Oh shit, this was WRITING!! Your novel graduated me, abruptly and gratefully, from Anne of Green Gables to Rabbit Angstrom- I love that name, so perfect, summing up his twangy lanky youthful ridiculousness ' angstrom ' sounds like a twang. I lay and smelled the paperback like it was an illicit sex object- and maybe for me, it was. Intellectual sensuality- the ringing of phrases in my ears, observations on American life that stayed with me forever, visuals of the sex, the smell of the paper, the crinkled corners, the lay of your name, bold on the spine, Janice drunk in the house, Rabbit walking the streets at night, arguing with the priest, cowering around his parents, the look of his hand in his pocket that you had never described to my recall, Mr. Updike, but I was sure I could see exactly.

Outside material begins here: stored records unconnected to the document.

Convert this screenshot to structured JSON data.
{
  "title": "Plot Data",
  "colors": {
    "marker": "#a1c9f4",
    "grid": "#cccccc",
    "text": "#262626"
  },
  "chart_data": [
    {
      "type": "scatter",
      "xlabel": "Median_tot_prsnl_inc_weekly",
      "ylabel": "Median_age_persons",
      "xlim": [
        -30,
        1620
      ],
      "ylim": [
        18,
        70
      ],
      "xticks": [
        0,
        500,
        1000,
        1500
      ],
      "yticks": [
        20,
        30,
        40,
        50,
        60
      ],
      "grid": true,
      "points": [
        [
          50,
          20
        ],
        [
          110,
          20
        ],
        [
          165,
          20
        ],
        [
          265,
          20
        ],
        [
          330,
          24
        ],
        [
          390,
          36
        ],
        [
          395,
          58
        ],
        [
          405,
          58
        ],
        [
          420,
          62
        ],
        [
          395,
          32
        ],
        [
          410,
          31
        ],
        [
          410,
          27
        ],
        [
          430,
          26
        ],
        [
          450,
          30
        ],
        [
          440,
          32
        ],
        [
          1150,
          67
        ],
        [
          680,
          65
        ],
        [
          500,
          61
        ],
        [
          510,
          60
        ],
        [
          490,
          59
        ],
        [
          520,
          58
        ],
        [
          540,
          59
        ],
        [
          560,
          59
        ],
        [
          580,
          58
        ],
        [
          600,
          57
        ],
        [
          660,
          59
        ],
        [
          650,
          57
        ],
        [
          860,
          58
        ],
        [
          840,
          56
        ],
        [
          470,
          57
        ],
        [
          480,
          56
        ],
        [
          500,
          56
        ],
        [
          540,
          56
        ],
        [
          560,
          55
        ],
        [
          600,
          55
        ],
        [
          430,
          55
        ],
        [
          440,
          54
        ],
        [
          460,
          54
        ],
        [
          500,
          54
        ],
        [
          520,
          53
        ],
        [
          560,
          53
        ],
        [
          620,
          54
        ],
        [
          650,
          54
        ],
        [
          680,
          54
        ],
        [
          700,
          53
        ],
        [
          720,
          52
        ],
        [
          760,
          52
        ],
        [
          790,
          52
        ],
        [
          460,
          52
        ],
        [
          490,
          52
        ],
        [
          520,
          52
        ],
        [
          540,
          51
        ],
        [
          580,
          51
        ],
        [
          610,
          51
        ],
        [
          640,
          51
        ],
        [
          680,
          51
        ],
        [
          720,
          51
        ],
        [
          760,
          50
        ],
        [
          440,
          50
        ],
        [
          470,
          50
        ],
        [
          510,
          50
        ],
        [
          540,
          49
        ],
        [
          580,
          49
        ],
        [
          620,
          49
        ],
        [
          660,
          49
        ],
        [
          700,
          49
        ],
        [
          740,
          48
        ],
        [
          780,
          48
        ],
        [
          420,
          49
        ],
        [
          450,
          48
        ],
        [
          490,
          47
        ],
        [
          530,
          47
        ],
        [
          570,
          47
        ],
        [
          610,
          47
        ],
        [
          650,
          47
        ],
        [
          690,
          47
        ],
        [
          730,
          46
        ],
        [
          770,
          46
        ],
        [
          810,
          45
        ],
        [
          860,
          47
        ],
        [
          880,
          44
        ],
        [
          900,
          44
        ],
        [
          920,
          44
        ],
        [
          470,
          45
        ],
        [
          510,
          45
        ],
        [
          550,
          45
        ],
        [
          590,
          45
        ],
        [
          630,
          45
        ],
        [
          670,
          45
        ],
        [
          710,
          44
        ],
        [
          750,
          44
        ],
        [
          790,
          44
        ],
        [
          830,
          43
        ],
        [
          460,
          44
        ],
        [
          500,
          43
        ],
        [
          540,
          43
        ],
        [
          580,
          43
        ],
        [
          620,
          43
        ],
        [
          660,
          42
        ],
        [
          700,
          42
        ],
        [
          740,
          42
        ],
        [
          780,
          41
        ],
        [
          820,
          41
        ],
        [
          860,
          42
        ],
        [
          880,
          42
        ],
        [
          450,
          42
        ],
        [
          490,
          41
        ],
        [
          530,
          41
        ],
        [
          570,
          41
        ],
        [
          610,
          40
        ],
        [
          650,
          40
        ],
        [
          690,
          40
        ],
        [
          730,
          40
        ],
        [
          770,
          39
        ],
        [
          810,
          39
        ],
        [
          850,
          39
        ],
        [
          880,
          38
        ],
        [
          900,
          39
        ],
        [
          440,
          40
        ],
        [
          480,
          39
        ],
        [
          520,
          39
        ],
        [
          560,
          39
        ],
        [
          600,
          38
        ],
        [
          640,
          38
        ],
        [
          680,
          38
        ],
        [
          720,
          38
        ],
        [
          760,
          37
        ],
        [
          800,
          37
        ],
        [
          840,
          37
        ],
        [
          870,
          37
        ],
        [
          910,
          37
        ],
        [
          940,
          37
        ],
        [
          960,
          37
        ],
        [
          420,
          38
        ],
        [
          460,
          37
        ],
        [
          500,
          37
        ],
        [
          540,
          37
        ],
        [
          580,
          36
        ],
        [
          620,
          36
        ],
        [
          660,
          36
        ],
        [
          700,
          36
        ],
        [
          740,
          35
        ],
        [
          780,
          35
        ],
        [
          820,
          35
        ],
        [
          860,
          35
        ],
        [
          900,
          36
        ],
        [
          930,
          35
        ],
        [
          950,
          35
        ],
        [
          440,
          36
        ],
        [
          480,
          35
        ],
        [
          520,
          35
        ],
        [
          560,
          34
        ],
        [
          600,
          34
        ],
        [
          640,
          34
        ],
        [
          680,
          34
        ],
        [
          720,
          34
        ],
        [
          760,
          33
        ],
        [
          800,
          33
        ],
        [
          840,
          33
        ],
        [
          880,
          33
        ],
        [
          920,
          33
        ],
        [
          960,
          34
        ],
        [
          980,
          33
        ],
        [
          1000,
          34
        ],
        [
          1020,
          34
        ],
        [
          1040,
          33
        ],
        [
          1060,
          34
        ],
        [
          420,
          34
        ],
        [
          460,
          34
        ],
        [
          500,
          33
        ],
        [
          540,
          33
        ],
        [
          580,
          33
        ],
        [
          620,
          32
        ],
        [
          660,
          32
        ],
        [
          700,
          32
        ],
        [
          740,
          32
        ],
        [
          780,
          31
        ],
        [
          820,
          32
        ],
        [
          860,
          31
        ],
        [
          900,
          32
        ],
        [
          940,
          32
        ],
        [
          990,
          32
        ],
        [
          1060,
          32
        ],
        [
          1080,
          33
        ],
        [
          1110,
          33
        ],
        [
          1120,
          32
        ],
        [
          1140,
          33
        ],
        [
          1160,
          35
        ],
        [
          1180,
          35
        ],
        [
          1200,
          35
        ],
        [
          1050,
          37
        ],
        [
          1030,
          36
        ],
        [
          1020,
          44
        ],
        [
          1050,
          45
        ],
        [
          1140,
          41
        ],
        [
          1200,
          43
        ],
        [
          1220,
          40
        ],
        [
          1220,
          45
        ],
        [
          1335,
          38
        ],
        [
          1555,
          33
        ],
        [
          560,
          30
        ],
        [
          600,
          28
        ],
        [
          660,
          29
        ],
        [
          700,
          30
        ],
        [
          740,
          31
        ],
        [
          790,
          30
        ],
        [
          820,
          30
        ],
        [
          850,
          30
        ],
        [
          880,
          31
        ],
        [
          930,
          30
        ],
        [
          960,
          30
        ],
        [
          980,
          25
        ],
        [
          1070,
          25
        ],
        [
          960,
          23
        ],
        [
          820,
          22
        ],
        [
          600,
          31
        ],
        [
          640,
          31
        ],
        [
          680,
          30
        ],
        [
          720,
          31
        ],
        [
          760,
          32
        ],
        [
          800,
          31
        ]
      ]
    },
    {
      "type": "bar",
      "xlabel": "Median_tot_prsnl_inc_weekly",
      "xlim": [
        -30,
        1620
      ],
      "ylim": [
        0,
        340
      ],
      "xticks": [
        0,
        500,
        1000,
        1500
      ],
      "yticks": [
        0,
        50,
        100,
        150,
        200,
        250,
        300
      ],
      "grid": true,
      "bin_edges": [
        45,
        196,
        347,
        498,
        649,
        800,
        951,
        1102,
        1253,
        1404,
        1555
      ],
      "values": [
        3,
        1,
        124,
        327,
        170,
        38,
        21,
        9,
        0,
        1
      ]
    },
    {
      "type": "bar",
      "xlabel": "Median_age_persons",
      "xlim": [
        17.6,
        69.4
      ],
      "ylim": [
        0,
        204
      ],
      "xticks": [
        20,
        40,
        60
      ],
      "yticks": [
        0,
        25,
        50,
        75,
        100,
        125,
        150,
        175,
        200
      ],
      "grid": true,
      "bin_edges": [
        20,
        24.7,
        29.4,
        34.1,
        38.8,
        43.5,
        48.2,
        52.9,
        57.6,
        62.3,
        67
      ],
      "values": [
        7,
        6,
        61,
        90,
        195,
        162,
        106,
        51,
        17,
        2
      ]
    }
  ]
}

There was a fire lit in me and I read until, like an old lady with arthritis, my fingers cramped. I read the next Rabbit and tons of books not by you, Mr. Updike- Sophie's Choice and Carrie and Frost and Agatha Christie. I read and I was comforted and transported- perhaps the most eager believer of the Reading Rainbow commercials ' you'll fly away / i can go anywhere / take a look / it's in a book / '
There was a thing of terrible beauty in your book. By now, of course, I have read many observations on your works, essays taking apart your particular genius and meaning. I knew nothing about this and had never heard of you before in my life, but I knew that your shimmering intellectual and emotional story of Rabbit and his poor Janice and their poor doomed baby was ferociously alive, true, and it made me feel less alone, which really makes no sense, because I was a 13 year old girl and you were a grown man writing about grown adult life- only, it makes perfect sense, because that is what great novels do, engage you so entirely that you are simply not alone when you are reading them. You are in the company of another person's mind.
And of course, there is the magic alchemy that cannot be expressed, when a person picks up a novel and opens the page to find that this particular voice is the one you fall for over and again, without another soul in the world to agree or care or have a single opinion; at 13 I found you Mr Updike, and I never stopped reading. I never have. I'm 34 now, with three children of my own, a husband of my own, work, writing- a life that has always included your books on my shelf, and always will. I've read most of your works, ( love those Eastwick Witches! thank you for them ) and some of your essays and poetry; but like first love, Rabbit, Run ( oh how I love that comma! you speak my language! ) remains emblazened in my emotional memory, and I keep seeking that trembling excitement and gratification with every new novel I crack open.
Thank you John Updike. You changed my life.
Rabbit, Rest.
Love,
Maggie May Ethridge
In a 2005 "This I Believe" essay he wrote: "I seem most instinctively to believe in the human value of creative writing, whether in the form of verse or fiction, as a mode of truth-telling, self-expression and homage to the twin miracles of creation and consciousness."